Love in the Bind
“Welcome to smoke and dust,” said Sathya as he led Chandra into his first floor apartment.
“You smoke a lot it seems,” said Chandra, surveying the heaps of Four Square butts lying all over the place.
“Ten packs a day,” said Sathya lighting another cigarette with the butt in hand, “and that should give you an idea about my life and love right now.”
“Well, I touched four when I was in the rough,” said Chandra as he lit a Berkeley, “but now I've cut down to two.”
“And your high was my regular quota,” said Sathya, mixing Black Knight for them.
“I've a feeling that your life is rather unusual,” said Chandra in anticipation, “that is, considering that my own life is no run of the mill.”

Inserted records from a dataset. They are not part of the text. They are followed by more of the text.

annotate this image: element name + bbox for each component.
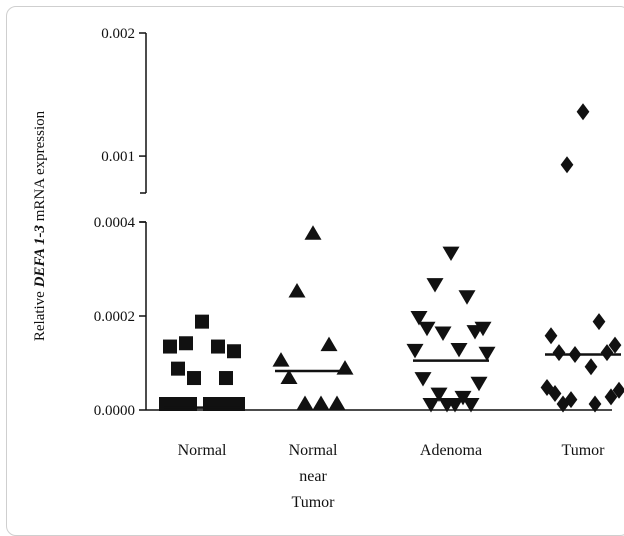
data-point-triangle-down bbox=[466, 325, 484, 340]
data-point-diamond bbox=[560, 156, 574, 174]
dot-plot: Relative DEFA 1-3 mRNA expression 0.0000… bbox=[32, 26, 624, 511]
data-point-triangle-up bbox=[328, 395, 346, 410]
data-points bbox=[159, 103, 624, 413]
y-tick-label: 0.001 bbox=[101, 149, 135, 165]
x-category-label: Normal bbox=[289, 442, 338, 459]
axes bbox=[139, 32, 612, 411]
x-category-label: near bbox=[299, 468, 327, 485]
data-point-square bbox=[179, 336, 193, 351]
data-point-square bbox=[195, 314, 209, 329]
y-tick-label: 0.0004 bbox=[94, 215, 136, 231]
x-category-label: Tumor bbox=[292, 494, 336, 511]
data-point-diamond bbox=[600, 344, 614, 362]
data-point-diamond bbox=[584, 358, 598, 376]
data-point-diamond bbox=[592, 313, 606, 331]
data-point-diamond bbox=[548, 385, 562, 403]
data-point-triangle-up bbox=[304, 225, 322, 240]
data-point-diamond bbox=[604, 388, 618, 406]
data-point-triangle-down bbox=[442, 246, 460, 262]
x-category-labels: Normal Normal near Tumor Adenoma Tumor bbox=[178, 442, 606, 511]
data-point-triangle-up bbox=[296, 395, 314, 410]
data-point-triangle-down bbox=[422, 398, 440, 413]
median-lines bbox=[164, 353, 621, 409]
data-point-square bbox=[227, 344, 241, 359]
y-tick-label: 0.0002 bbox=[94, 309, 135, 325]
data-point-triangle-up bbox=[320, 336, 338, 352]
data-point-square bbox=[163, 339, 177, 354]
data-point-triangle-up bbox=[288, 283, 306, 298]
y-tick-labels: 0.0000 0.0002 0.0004 0.001 0.002 bbox=[94, 26, 136, 419]
data-point-diamond bbox=[612, 381, 624, 399]
data-point-diamond bbox=[608, 336, 622, 354]
data-point-diamond bbox=[556, 395, 570, 413]
data-point-diamond bbox=[544, 327, 558, 345]
x-category-label: Tumor bbox=[562, 442, 606, 459]
y-tick-label: 0.0000 bbox=[94, 403, 135, 419]
data-point-triangle-down bbox=[446, 398, 464, 413]
data-point-triangle-down bbox=[462, 398, 480, 413]
data-point-diamond bbox=[552, 344, 566, 362]
data-point-triangle-down bbox=[430, 387, 448, 403]
x-category-label: Adenoma bbox=[420, 442, 482, 459]
data-point-triangle-down bbox=[434, 326, 452, 341]
data-point-diamond bbox=[576, 103, 590, 121]
data-point-triangle-down bbox=[470, 376, 488, 392]
data-point-square bbox=[171, 361, 185, 376]
data-point-triangle-up bbox=[312, 395, 330, 410]
data-point-triangle-down bbox=[426, 278, 444, 293]
data-point-triangle-up bbox=[336, 360, 354, 375]
data-point-triangle-down bbox=[450, 342, 468, 358]
y-axis-label: Relative DEFA 1-3 mRNA expression bbox=[32, 110, 48, 341]
x-category-label: Normal bbox=[178, 442, 227, 459]
data-point-triangle-up bbox=[280, 369, 298, 384]
figure-frame bbox=[6, 6, 624, 536]
data-point-diamond bbox=[588, 395, 602, 413]
data-point-triangle-down bbox=[418, 321, 436, 337]
y-tick-label: 0.002 bbox=[101, 26, 135, 42]
data-point-triangle-down bbox=[478, 346, 496, 362]
data-point-square bbox=[219, 371, 233, 386]
data-point-triangle-up bbox=[272, 352, 290, 367]
data-point-square bbox=[187, 371, 201, 386]
data-point-triangle-down bbox=[406, 343, 424, 359]
data-point-triangle-down bbox=[458, 290, 476, 305]
data-point-triangle-down bbox=[410, 310, 428, 326]
data-point-square bbox=[211, 339, 225, 354]
data-point-triangle-down bbox=[414, 372, 432, 387]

“It looks like that,” said Sathya looking vacantly, “going by my past, not to speak of the present.”
“I'm eager for your story of indiscretion,” said Chandra filling soda to the brim. “And that's what love is all about.”
“If no woman ever induced indiscretion in your head,” said Sathya raising his glass, “then your heart may not be in the right place.”
“Well said,” said Chandra as he raised his as well.
“Cheers,” said Sathya.
“Cheers,” said Chandra clinking them.
“The saga begins in Calcutta,” began Sathya. “Have you ever been there?”
“No, but what I've heard about it is enough to make me not wanting to be there,” said Chandra in jest.
“Then let me begin with Cal before I end up with Kala,” said Sathya, sipping from his glass. “In a way the incongruities of my love are in sync with that city of contradictions. It's as if there is that identity crisis with the woman I love and the city in which she grew up. While the visitors perceive it as a hole, the residents won't like to swap it even with heaven itself. Well, it has that coarse exterior but it has a sublime inner, unique to itself. The casual visitors fail to grasp this, and that's why the calumny that's Calcutta. One understands that if only one lives there for some length of time. With people and places alike, don't we form opinions from appearances? Oh, how people fail to see the soul of Cal! To start with, that's how I erred in Kala's case too. But, once I thought I saw her inner self, I felt she is an angelic soul.”
“For the same reason I was bitter for long,” said Chandra nostalgically, “that was, till Nithya came into my life.”